CVE-2023-1323: 
WordPress vulnerability analysis and mitigation

The Easy Forms for Mailchimp WordPress plugin before version 6.8.9 contains a stored Cross-Site Scripting (XSS) vulnerability. The vulnerability was discovered and publicly published on March 9, 2023, affecting the plugin 'yikes-inc-easy-mailchimp-extender'. The issue stems from the plugin's failure to properly sanitize and escape form parameters (WPScan).

The vulnerability is classified as a Stored Cross-Site Scripting (XSS) issue with a CVSS score of 3.5 (low severity) and is mapped to CWE-79. The security flaw exists because the plugin does not sanitize and escape some of its form parameters, which could allow high privilege users such as administrators to perform Stored Cross-Site Scripting attacks, even when the unfiltered_html capability is disallowed, such as in multisite setups (WPScan).
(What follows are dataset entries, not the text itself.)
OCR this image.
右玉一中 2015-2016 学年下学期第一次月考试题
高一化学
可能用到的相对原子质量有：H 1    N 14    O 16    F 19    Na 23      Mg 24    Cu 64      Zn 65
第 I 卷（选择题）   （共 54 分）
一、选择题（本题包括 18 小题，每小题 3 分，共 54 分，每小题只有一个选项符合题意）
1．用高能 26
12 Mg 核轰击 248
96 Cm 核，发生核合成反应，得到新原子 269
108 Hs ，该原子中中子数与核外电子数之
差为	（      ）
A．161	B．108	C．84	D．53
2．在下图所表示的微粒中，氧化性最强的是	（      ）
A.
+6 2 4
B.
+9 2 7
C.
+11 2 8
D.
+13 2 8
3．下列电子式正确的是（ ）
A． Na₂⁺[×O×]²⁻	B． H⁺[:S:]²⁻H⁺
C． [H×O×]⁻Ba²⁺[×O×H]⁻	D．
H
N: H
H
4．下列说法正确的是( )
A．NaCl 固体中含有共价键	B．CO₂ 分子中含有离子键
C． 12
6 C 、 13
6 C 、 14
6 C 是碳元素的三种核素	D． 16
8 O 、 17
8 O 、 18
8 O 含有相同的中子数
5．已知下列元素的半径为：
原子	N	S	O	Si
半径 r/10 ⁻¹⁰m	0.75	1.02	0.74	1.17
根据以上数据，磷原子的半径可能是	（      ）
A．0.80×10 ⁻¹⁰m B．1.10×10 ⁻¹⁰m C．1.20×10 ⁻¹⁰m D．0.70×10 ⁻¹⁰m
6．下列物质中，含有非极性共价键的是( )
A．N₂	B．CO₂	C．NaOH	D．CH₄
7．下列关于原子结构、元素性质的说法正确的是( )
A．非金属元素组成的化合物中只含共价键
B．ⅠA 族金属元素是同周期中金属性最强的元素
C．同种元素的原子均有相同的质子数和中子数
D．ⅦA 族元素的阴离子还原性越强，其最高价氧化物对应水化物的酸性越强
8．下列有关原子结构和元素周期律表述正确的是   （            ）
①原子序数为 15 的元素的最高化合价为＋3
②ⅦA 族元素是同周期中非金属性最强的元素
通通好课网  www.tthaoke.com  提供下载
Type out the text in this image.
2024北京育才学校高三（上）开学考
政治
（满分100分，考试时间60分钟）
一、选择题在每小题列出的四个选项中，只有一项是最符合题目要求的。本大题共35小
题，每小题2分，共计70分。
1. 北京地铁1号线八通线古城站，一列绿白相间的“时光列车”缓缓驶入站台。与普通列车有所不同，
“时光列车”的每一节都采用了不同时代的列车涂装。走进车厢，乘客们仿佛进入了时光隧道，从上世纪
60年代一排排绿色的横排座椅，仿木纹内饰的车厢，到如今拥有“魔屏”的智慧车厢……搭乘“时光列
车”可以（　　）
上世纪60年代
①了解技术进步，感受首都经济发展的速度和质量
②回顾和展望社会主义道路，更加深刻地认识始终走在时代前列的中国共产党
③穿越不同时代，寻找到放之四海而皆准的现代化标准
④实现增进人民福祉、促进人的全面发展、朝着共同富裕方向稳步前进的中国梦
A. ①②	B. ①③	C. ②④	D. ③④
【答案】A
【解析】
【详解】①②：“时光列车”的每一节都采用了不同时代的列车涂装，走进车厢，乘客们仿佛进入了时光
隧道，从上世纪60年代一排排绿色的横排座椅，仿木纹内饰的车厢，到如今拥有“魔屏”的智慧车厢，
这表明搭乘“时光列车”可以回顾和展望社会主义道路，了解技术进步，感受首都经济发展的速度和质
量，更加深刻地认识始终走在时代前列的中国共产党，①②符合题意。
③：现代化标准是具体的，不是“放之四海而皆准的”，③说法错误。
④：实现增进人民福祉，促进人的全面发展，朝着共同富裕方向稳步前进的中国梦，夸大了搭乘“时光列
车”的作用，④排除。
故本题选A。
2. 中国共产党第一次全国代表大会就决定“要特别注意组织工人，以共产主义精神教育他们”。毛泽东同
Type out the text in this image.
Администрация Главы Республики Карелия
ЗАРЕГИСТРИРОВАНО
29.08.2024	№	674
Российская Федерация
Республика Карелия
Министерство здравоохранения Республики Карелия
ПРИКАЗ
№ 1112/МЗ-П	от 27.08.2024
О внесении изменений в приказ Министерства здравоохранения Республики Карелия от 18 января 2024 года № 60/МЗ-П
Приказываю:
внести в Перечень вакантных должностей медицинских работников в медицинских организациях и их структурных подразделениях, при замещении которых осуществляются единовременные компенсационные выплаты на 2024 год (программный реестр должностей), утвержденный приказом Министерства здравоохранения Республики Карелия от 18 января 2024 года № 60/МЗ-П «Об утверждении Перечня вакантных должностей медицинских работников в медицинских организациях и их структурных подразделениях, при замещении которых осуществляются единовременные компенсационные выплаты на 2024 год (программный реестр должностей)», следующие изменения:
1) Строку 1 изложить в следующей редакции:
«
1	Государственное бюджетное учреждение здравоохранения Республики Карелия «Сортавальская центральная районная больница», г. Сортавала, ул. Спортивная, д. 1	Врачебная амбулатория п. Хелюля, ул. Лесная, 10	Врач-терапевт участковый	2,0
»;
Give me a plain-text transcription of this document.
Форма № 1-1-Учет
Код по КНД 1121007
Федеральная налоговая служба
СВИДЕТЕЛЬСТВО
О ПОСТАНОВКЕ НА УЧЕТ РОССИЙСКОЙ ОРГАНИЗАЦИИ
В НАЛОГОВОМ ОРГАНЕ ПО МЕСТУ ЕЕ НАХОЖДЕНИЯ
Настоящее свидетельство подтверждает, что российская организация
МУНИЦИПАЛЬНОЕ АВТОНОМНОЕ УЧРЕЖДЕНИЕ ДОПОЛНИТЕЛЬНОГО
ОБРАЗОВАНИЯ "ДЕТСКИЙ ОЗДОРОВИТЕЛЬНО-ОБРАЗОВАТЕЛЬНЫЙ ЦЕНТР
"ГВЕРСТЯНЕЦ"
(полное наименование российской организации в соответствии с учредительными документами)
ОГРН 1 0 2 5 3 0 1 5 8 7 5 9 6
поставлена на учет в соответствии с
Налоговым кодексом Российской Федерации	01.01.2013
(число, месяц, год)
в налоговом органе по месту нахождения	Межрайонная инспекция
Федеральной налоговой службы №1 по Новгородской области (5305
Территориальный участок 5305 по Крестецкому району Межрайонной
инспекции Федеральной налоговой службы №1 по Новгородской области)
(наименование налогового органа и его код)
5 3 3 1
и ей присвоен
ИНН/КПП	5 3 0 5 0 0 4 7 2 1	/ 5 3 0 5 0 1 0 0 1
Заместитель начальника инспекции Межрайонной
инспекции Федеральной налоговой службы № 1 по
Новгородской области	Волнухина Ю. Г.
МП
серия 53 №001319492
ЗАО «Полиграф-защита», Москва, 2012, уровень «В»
The vulnerability allows high-privilege users to inject malicious scripts that can be triggered when viewing the form list in the admin panel (/wp-admin/admin.php?page=yikes-inc-easy-mailchimp) for versions 6.8.8 and earlier. Additionally, in versions prior to 6.8.7, the XSS payload can also be triggered on pages or posts where the form is embedded via shortcode (WPScan).

The vulnerability has been fixed in version 6.8.9 of the Easy Forms for Mailchimp WordPress plugin. Users are advised to update to this version or later to mitigate the security risk (WPScan).